Valentine Calloway

    Valentine Calloway

    > a fresh face at the saloon (oc)

    Valentine Calloway
    c.ai

    Valentine was born in Willow Springs in 1863, raised into the young waitress she is now. She works in the saloon her father owns at the heart of the city, their house along the edge of the street. She’s quick with the drinks, passing them around alongside other dishes with an ease that comes with a few years of experience.

    She knows how to handle bar fights and drunk patrons who don’t have the filter to keep themselves out of trouble. She works the saloon on weekdays and spends the weekend at her aunt’s ranch to help tend to the cattle. Every so often, cowboys come into the city looking for work that won’t get the law on their backs.

    They’ll stay at the inn a few nights, helping around the ranch with the livestock and the horses. Valentine lets them flirt, but she only ever flirts back. Her aunt claims she’d blast a round into the back of any man she found half dressed in her home. Of course, Valentine never mentions the pretty owner of the flower shop, the one she’s seen sneaking through the back door of her aunt’s ranch on her way out the front.

    The bar is another story. Valentine rarely entertains any of the folk that come in for their fill of liquor. Most of them are around for nothing but intoxication. Rough, rowdy, and too drunk to spout anything other than tactless catcalls and stupid insults to rile one another up. The occasional gentleman passes through, but she never pays them any mind. They’re too rich to trust, her father always said. Their blood’s more silver than it is red.

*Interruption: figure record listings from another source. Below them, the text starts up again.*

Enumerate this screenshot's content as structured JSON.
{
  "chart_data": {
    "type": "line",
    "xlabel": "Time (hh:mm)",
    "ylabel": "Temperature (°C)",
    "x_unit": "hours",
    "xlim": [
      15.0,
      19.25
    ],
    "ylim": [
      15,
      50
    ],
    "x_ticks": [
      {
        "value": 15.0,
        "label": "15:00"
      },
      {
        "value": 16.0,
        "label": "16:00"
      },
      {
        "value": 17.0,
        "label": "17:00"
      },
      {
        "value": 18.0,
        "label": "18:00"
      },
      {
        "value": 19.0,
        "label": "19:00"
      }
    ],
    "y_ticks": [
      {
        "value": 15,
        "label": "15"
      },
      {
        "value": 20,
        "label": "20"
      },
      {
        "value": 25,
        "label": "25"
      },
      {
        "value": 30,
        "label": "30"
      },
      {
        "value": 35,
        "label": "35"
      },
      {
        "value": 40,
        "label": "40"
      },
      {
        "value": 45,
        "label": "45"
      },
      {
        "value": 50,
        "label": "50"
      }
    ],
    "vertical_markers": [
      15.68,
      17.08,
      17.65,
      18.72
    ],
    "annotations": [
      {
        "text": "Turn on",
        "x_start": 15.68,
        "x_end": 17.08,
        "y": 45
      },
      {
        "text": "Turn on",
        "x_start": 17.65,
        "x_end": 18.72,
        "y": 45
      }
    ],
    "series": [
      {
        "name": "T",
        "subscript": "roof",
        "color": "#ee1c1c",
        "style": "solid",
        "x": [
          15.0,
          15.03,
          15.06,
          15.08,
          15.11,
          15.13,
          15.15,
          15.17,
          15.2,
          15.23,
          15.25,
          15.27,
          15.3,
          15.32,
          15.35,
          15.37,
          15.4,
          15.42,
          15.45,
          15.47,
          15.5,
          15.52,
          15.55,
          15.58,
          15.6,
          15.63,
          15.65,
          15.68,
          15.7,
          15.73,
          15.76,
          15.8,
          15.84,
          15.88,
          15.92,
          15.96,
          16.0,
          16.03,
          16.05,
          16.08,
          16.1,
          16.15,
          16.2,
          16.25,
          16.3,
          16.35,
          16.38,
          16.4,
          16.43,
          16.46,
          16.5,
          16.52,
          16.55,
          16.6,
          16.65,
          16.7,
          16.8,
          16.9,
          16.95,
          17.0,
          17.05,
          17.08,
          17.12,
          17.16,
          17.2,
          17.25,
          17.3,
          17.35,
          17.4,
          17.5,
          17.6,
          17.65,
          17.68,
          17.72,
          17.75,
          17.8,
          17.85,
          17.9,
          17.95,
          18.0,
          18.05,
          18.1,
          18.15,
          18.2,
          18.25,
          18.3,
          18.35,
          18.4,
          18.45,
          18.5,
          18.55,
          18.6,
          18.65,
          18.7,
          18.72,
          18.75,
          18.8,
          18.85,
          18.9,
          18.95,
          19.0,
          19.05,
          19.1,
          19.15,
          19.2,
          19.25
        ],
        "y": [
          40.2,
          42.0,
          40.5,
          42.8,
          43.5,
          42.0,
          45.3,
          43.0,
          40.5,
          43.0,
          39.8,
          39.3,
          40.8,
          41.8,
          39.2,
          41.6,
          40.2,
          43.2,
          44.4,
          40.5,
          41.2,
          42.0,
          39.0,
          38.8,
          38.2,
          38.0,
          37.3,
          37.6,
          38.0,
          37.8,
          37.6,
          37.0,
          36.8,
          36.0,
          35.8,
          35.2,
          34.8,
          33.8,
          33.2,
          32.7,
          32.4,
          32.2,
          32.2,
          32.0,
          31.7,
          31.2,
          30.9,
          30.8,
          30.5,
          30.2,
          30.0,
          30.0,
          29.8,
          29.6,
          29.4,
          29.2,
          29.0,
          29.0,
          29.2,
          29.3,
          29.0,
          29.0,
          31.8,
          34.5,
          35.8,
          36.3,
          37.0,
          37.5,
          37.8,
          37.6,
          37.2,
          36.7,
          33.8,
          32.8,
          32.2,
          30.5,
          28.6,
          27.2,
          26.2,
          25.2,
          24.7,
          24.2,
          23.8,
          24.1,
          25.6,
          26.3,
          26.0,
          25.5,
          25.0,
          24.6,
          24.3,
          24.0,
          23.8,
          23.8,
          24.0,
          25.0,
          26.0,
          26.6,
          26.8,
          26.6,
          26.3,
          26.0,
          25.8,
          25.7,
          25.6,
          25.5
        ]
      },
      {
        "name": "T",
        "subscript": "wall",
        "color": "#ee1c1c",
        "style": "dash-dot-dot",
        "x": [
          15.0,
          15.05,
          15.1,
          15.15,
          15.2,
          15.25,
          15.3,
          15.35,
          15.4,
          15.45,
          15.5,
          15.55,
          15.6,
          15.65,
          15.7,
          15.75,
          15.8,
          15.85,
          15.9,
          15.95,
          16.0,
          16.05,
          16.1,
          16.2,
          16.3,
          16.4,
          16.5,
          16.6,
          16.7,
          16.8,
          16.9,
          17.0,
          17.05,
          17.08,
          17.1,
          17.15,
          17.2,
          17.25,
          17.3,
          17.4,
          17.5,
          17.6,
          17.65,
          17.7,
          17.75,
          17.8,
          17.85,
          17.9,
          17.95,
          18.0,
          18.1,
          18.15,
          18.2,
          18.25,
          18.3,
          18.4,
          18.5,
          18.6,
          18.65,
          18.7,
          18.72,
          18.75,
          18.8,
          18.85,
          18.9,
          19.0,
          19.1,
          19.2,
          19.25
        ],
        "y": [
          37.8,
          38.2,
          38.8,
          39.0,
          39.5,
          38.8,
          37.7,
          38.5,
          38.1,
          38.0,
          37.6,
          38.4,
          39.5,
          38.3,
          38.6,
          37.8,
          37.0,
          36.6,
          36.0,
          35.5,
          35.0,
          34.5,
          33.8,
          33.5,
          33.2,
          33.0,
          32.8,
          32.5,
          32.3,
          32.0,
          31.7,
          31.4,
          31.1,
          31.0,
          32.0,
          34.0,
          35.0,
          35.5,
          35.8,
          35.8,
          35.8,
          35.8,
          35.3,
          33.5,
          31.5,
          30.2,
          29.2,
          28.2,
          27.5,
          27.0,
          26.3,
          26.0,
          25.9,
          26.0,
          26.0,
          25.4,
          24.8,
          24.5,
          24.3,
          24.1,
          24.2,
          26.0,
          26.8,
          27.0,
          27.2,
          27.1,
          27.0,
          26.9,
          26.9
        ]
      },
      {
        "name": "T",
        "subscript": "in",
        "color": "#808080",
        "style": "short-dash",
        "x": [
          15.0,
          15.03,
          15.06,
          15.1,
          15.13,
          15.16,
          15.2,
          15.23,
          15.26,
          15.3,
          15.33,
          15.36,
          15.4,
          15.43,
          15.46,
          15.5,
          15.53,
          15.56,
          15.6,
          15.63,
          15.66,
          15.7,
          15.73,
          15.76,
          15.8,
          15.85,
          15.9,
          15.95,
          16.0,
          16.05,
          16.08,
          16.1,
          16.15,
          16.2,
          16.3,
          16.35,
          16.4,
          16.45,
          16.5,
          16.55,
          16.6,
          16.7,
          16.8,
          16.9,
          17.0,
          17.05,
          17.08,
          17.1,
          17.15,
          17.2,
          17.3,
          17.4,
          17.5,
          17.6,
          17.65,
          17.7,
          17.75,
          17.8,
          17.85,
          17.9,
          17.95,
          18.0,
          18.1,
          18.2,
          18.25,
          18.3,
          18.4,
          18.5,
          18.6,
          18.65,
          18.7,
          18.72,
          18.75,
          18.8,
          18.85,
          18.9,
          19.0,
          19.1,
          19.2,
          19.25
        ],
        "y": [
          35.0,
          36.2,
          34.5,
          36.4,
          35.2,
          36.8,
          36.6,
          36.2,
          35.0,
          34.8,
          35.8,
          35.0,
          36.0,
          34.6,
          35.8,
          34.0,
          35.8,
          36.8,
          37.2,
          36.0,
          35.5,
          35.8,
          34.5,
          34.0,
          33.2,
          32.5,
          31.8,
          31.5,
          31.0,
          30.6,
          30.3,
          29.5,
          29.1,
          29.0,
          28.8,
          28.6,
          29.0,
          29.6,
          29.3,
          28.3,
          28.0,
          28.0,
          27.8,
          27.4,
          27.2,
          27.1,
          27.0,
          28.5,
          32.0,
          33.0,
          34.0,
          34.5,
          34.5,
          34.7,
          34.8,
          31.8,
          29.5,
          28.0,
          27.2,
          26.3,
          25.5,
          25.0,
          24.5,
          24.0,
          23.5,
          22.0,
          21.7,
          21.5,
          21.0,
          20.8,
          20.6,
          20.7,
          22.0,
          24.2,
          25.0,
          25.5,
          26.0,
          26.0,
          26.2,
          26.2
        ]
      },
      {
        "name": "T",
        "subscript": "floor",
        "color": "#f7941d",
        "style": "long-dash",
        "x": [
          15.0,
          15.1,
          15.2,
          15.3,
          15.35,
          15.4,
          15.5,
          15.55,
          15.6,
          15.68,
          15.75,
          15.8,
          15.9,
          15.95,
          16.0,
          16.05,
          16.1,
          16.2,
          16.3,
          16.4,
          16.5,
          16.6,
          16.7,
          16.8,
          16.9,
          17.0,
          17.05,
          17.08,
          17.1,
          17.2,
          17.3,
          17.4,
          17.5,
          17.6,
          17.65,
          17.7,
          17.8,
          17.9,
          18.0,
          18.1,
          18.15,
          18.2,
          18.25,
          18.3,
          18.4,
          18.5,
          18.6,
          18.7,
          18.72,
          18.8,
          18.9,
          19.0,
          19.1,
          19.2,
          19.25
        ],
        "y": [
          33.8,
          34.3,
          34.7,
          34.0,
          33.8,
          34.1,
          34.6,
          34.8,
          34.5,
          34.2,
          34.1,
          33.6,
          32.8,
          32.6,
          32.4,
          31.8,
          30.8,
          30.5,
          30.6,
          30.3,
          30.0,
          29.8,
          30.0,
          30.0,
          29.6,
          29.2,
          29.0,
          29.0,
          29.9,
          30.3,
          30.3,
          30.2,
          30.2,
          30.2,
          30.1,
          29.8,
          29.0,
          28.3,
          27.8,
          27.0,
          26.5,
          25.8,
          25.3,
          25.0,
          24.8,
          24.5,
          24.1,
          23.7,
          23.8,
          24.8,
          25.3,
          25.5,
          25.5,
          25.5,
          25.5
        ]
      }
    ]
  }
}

    So she only serves them drinks and offers friendly conversation for a pretty tip. She quietly listens to the chatter of the folk who go for their third rounds. She observes the huddling of outlaws at the booth. She hears out the tales and sorrows and the drunk recollections patrons share while cradling a glass.

    Today is no different, a Friday packed and lively as usual. There’s music playing live on the stage, couples dancing with their glasses of wine on the bar counter, men slumped over their table in the corners of the saloon, and a group seated on the second floor, engaged in a passionate game of poker.

    Valentine refills glasses and cleans tables, barely glancing up as fresh faces fill the saloon. She’s in the midst of topping off a whiskey when a lanky, raven-haired man walks in beside a stocky redhead with thick scruff on his cheeks and chin. She casts a brief look over, only properly pausing when you follow in behind them, dressed in a cerulean tunic tucked into black trousers, umber suspenders hooked over the belt holding your pants up. A black bandana hangs around your neck, the brim of your dark hat covering your eyes.

    She only catches sight of them when you lift your chin, greeting the bartender with a little nod. Your friends order drinks, and she can’t help but tilt her head toward the sound of your quiet voice as you request the same. She watches them send you a knowing look, to which you simply raise your glass to.

    You might be the most beautiful person she’s ever seen. You’re not even remotely as loud as the usual patrons who drink at the bar, hollering and guffawing over their glasses. But you’re not silent like the sorry fellows who pass out in their seats after one too many drinks. You’re just hushful, as though taking in and observing the world around you, listening, rather than talking. She finds herself enthralled but your quiet beauty.